Genesis 23:1-4, 19; 24:1-8, 62-67
Cleanliness laws were of high concern in the first century Palestinian world. They still are to this day. So why would this group of Pharisees, who are strict observers of the Law, enter another person’s home when it might lead to defilement? Such is the setting for today’s gospel reading. What are these Pharisees doing at the home of a tax collector when all of his unclean friends are there with him? In a harsh and critical way Jesus is criticized for the company he keeps. He is eating in the home of an unrighteous person. Curious; are not the ones who are criticizing Jesus also in the house eating?

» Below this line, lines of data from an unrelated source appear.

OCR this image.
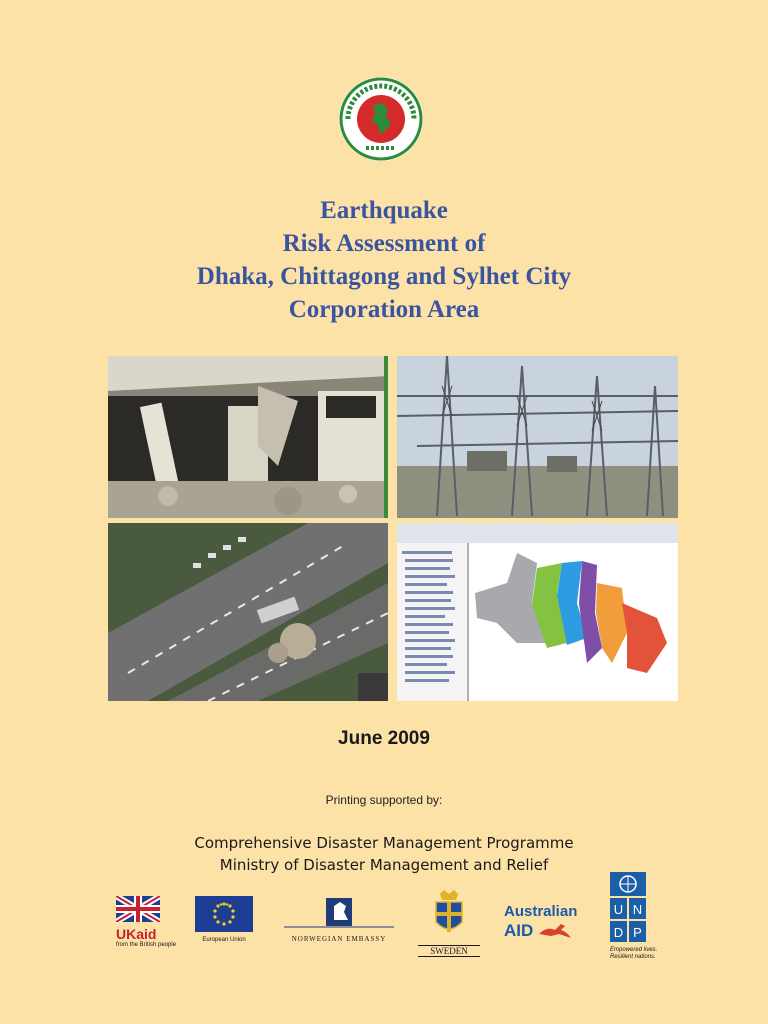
Earthquake
Risk Assessment of
Dhaka, Chittagong and Sylhet City
Corporation Area
June 2009
Printing supported by:
Comprehensive Disaster Management Programme
Ministry of Disaster Management and Relief
UKaid
from the British people
European Union	NORWEGIAN EMBASSY
SWEDEN
Australian
AID
U N
D P
Empowered lives.
Resilient nations.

The majority of the gospel provides a context to the teaching, "Go and learn the meaning of the words; I desire mercy and not sacrifice". It is a citation from the prophet Hosea. What a slap in the face this must be to one who has spent his life learning and teaching and protecting the law of God. They were part of a system that spent countless energy on the sacrifice of animals, even to the point of removing the human component. Let’s spend a few lines with sacrifice and mercy.
I think sacrifices can have several dimensions. Every day I am with people who make tremendous sacrifices for their children. These sacrifices are done out of love. Because they love their kids they will do anything for them. Other times I see people who will mentally make the choice to sacrifice something but it’s not done out of love. Behind the scenes they are always calculating what it is costing them. And still on other occasions I meet people who say that their time or talent or treasure is too valuable to them, and they couldn’t possibly think of sacrificing any of it. Question for pondering today, what is the role of sacrifice in your life? Do you make healthy sacrifices for God out of love?

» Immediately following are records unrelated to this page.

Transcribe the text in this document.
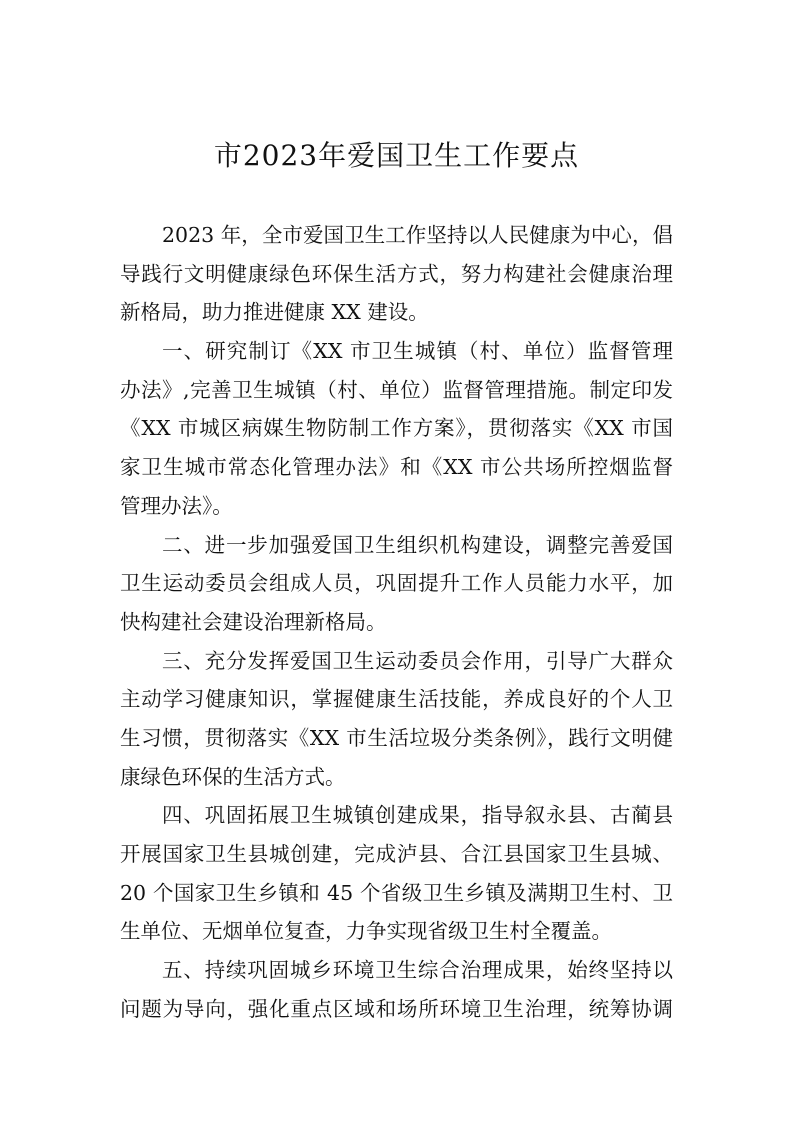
市2023年爱国卫生工作要点
2023 年，全市爱国卫生工作坚持以人民健康为中心，倡
导践行文明健康绿色环保生活方式，努力构建社会健康治理
新格局，助力推进健康 XX 建设。
一、研究制订《XX 市卫生城镇（村、单位）监督管理
办法》,完善卫生城镇（村、单位）监督管理措施。制定印发
《XX 市城区病媒生物防制工作方案》，贯彻落实《XX 市国
家卫生城市常态化管理办法》和《XX 市公共场所控烟监督
管理办法》。
二、进一步加强爱国卫生组织机构建设，调整完善爱国
卫生运动委员会组成人员，巩固提升工作人员能力水平，加
快构建社会建设治理新格局。
三、充分发挥爱国卫生运动委员会作用，引导广大群众
主动学习健康知识，掌握健康生活技能，养成良好的个人卫
生习惯，贯彻落实《XX 市生活垃圾分类条例》，践行文明健
康绿色环保的生活方式。
四、巩固拓展卫生城镇创建成果，指导叙永县、古蔺县
开展国家卫生县城创建，完成泸县、合江县国家卫生县城、
20 个国家卫生乡镇和 45 个省级卫生乡镇及满期卫生村、卫
生单位、无烟单位复查，力争实现省级卫生村全覆盖。
五、持续巩固城乡环境卫生综合治理成果，始终坚持以
问题为导向，强化重点区域和场所环境卫生治理，统筹协调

Mercy defines Jesus’ understanding of his mission. He states clearly, "I have come…" His invitation is to include people who have been excluded from the banquet of mercy. The challenge with mercy is that it isn’t task specific. To mark the beginning or end is not definitive. At least when you sacrifice an animal you know when the task is complete and it can be checked off the big "To-Do" list. Mercy is too fluid. Like forgiveness, mercy has a way of showing up down the road. And if mercy takes higher precedence than the sacrifice of animals, where does that leave the accusers of Jesus who are more concerned with purity and defilement?
I am left wondering what happens to this group of Pharisees. Do they leave this house without eating? Perhaps they stay at the table and change their critical attitude. Clearly what happens here is testimony to Luke 6:38b "For the measure you measure will be measured back to you."
Fr. David Colhour, C.P. is the pastor of St. Agnes Parish in Louisville, Kentucky.